Compared to gene activation, less is known about how GATA-1 functions as a transcriptional repressor. Polycomb repressive complexes play critical roles in epigenetic gene silencing during development. Unlike in Drosophila, in which polycomb protein complexes are recruited to Polycomb Response Elements (PREs), the recruitment of polycomb in mammalian cells is poorly understood. In FACS-sorted primary fetal liver erythroblasts, we found significant levels of H3K27me3 at a number of GATA-1 bound and repressed genes, but not activated genes or non-GATA-1 bound repressed genes. Although we cannot conclude that GATA-1 directly recruits PRC2 to these sites, several pieces of data support PRC2 involvement in late stages of GATA-1 mediated gene silencing, at least for a subset of genes. First, GATA-1 physically associates with Suz12 and EZH2 in erythroid cells (). Second, activation of GATA-1 in G1-ER4 cells results in increased Suz12 chromatin occupancy and H3K27me3 levels at some GATA-1 direct target genes within 48 hours. Third, erythroid-specific deletion of the core PRC2 component EED results in reduced H3K27me3 at direct GATA-1 target genes. Fourth, erythroid specific deletion of EED results in impaired erythroid maturation.
We feel that it is unlikely that PRC2 is involved in the initial steps of GATA-1 mediated gene repression. Rather, we favor the view that it participates in stabilizing epigenetic silencing once the initial decision to turn off the gene is made. Gfi1b is a transcriptional repressor that is required for normal erythroid development (Saleque et al., 2007
). It interacts with LSD1, which has specific H3K4 demethylase activity. Interestingly, Gfi-1b co-purifies with Suz12 and GATA-1 in MEL cells (), and Gfi-1b occupies GATA-1 bound regions of several repressed genes (). The actions of Gfi-1b, via LSD1, may be the initial step in reversing gene activation by removing H3K4 methylation at genes that are initially on during early erythroid development, such as GATA-2
. The H3K27 methyltransferase activity of PRC2 may then act to stabilize the silencing at a subset of genes (). GATA-1 may coordinate these activities, acting as a platform for both Gfi-1b and PRC2. It is also possible that the absence of SCL/TAL1 complexes might enable recruitment of PRC2. Future studies will be needed to address these possibilities.
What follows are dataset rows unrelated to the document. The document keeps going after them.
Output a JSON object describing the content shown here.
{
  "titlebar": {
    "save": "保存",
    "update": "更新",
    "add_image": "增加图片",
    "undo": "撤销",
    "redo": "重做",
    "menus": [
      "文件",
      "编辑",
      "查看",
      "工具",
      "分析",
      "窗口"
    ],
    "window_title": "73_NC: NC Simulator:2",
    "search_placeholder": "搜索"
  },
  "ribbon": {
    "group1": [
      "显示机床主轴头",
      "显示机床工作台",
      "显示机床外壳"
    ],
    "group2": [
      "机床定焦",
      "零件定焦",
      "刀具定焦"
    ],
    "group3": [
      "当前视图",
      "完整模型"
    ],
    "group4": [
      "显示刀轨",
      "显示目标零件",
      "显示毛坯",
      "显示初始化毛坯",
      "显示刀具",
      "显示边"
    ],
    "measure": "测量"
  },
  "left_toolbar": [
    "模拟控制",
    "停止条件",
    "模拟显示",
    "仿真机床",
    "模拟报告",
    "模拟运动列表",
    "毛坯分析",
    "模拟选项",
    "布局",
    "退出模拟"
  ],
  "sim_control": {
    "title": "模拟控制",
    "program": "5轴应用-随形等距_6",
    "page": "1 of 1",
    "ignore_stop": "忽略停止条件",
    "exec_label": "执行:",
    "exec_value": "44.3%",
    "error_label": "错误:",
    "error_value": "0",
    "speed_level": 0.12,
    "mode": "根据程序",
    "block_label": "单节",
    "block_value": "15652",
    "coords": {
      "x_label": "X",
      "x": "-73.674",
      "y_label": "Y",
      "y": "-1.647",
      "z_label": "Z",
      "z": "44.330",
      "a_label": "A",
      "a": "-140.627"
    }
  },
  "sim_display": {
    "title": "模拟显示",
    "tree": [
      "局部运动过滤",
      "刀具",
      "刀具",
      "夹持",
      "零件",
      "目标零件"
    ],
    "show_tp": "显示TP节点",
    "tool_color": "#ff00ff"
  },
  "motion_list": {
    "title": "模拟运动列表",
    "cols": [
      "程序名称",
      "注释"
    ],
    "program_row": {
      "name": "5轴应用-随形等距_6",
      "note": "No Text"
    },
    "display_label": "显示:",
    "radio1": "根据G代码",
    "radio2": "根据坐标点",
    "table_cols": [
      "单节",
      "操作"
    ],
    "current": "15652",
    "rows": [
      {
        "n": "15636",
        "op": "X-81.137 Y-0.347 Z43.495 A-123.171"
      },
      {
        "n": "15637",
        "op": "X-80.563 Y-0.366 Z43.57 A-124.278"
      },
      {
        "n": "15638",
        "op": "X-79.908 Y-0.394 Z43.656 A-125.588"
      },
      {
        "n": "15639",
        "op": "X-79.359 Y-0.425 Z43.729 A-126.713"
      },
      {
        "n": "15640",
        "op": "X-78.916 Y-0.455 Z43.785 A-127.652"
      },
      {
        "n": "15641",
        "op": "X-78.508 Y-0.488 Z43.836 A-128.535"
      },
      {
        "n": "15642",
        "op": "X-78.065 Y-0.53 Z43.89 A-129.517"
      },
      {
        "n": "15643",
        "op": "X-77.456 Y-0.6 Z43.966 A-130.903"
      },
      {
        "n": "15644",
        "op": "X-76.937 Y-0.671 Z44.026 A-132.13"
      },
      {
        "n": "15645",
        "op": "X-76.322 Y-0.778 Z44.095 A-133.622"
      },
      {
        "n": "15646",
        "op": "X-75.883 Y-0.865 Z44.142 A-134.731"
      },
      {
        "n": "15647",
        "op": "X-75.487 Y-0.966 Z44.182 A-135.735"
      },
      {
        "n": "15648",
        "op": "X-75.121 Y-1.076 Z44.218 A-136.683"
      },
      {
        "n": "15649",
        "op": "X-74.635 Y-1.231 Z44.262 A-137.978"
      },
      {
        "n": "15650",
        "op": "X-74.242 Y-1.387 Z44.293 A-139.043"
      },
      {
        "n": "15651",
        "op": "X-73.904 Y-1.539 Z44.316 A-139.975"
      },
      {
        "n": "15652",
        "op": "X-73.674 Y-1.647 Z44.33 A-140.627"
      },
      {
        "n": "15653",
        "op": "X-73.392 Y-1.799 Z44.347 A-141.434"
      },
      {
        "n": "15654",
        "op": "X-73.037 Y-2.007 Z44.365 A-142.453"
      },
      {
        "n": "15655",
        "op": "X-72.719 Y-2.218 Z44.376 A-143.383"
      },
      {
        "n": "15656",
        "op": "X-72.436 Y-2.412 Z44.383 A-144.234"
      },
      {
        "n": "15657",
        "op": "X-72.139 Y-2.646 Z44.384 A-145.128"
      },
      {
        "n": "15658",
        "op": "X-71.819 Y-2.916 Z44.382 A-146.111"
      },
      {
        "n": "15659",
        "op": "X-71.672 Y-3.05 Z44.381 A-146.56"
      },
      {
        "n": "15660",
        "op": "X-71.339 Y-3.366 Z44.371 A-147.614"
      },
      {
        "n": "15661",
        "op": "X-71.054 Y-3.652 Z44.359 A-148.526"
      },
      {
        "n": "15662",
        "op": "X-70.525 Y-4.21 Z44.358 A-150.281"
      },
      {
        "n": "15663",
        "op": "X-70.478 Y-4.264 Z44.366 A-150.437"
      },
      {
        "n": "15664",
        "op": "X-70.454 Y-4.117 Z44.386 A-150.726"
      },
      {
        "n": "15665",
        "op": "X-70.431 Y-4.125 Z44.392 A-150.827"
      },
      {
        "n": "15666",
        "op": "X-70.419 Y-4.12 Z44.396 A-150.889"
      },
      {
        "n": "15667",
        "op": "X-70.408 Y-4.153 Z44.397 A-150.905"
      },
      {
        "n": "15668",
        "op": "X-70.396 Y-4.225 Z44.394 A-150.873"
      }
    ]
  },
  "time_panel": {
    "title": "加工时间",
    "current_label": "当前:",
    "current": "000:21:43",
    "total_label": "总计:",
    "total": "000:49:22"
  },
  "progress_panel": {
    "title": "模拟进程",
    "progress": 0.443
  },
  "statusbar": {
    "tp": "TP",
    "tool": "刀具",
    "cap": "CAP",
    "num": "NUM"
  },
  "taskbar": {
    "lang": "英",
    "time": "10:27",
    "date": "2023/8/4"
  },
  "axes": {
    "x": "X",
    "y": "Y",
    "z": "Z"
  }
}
Model of transcription factor and cofactor occupancy at in vivo GATA-1 binding sites correlating with gene activation versus repression.
In summary, our data provide a genome-wide analysis of GATA-1 chromatin occupancy, facilitating examination of its transcriptional mechanisms. The findings implicate Zbtb7a as a factor involved in GATA-1 mediated gene regulation, and the PRC2 complex as being involved in late stages of silencing of some GATA-1 repressed genes. This dataset should provide a valuable resource to other investigators studying the transcriptional regulation of terminal cell maturation in mammalian systems.